DeMingo Graham

No. 71, 70
- Position: Guard

Personal information
- Born: September 10, 1973 (age 52) Newark, New Jersey, U.S.
- Listed height: 6 ft 3 in (1.91 m)
- Listed weight: 310 lb (141 kg)

Career information
- High school: Central (Newark)
- College: Hofstra
- NFL draft: 1998: undrafted

Career history
- San Diego Chargers (1998–2001); Houston Texans (2002); San Francisco 49ers (2003)*; Dallas Cowboys (2004)*;
- * Offseason and/or practice squad member only

Career NFL statistics
- Games played: 60
- Games started: 38
- Fumble recoveries: 1
- Stats at Pro Football Reference

= DeMingo Graham =

American football player (born 1973)

DeMingo Graham (born September 10, 1973) is an American former professional football player who was a guard in the National Football League (NFL).
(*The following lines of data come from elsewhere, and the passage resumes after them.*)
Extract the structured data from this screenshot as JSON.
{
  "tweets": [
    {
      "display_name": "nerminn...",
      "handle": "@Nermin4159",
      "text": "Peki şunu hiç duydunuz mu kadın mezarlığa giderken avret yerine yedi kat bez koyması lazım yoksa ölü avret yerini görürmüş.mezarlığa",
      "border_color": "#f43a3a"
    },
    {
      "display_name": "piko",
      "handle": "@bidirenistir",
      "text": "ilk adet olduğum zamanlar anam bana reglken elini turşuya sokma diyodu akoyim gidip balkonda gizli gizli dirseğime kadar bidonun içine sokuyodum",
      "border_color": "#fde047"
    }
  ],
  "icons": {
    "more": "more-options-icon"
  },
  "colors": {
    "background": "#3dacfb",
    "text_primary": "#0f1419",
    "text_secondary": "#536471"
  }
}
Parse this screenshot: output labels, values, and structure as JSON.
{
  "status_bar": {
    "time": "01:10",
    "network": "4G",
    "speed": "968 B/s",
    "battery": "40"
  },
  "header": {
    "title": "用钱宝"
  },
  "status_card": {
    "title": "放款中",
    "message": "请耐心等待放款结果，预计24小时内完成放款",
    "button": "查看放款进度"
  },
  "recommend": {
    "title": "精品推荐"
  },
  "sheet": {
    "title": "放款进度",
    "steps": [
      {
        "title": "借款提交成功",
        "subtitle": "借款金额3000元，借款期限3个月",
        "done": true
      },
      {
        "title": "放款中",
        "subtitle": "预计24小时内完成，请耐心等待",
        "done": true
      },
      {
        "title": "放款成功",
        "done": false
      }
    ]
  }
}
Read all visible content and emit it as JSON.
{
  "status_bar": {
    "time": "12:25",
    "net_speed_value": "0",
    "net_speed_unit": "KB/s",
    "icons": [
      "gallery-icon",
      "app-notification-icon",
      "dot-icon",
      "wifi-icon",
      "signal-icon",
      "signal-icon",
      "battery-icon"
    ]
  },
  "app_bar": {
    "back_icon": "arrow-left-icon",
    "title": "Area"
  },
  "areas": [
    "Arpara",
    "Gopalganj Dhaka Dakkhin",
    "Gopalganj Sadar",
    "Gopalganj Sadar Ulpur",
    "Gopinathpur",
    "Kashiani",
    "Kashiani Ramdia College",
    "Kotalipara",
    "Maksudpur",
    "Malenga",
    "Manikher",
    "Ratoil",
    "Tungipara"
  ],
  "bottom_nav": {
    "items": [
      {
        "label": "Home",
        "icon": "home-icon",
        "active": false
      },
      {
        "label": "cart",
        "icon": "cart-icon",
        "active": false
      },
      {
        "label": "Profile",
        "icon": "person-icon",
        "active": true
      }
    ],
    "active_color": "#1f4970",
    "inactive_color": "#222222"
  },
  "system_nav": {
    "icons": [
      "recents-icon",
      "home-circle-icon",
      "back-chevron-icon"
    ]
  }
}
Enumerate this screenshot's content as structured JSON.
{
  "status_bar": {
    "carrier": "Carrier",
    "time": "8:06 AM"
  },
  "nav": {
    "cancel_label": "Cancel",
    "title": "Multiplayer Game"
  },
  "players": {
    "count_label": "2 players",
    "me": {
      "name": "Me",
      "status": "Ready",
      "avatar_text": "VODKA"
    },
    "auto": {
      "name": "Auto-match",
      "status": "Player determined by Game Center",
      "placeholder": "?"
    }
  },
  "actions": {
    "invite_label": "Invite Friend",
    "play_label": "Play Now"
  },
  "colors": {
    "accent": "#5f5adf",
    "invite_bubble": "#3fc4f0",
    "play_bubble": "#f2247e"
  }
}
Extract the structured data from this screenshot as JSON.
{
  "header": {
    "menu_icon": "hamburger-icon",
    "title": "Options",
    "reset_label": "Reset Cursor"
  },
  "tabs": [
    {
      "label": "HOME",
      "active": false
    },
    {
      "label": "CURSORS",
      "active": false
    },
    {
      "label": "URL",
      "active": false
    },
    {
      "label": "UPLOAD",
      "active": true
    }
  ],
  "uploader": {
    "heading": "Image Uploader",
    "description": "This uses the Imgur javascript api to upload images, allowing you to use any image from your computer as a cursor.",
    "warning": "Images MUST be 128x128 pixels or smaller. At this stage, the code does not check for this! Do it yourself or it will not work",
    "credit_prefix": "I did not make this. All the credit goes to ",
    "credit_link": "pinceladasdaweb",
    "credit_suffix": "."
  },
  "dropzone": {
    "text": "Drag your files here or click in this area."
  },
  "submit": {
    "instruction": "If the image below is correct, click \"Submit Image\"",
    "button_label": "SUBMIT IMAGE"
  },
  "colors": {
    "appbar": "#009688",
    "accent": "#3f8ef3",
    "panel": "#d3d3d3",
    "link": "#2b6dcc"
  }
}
He played college football for the Hofstra Pride. Professionally, he played for four seasons in the NFL, first for the San Diego Chargers from 1998 to 2001. In 2002, Graham was on the inaugural roster of the newly formed Houston Texans.

==Early life and college career==
Born and raised in Newark, New Jersey, Graham attended Central High School in Newark, where he earned all-state honors in football and also participated in track and wrestling. At Hofstra University, Graham was a four year starter at offensive guard for the Hofstra Pride football team from 1994 to 1997. In 1997, Graham was part of an offensive line that allowed 435.9 yards per game, and the team finished 9–3 with an appearance in the Division I-AA playoffs.

==Pro football career==
Graham began his professional football career as an undrafted free agent with the San Diego Chargers in 1998. In his rookie year, Graham was on the active roster throughout the season but did not play in any games.

In 1999, Graham played in 16 games with 10 starts at right guard on a team that finished 8–8. Graham returned as right guard in 2000, playing 14 games with one start and seeing action on the field goal protection unit as well. The Chargers fell to 1–15 in 2000.

For the first time in his career, Graham was a full time starter in 2001, starting all 16 games at right guard for the Chargers. The offensive line helped rookie running back LaDainian Tomlinson rush for 1,236 yards, a record for a Chargers rookie.

On April 9, 2002, Graham signed as a free agent with the expansion Houston Texans. Moving to left guard, Graham played in 14 games with 11 starts on a 4–12 team.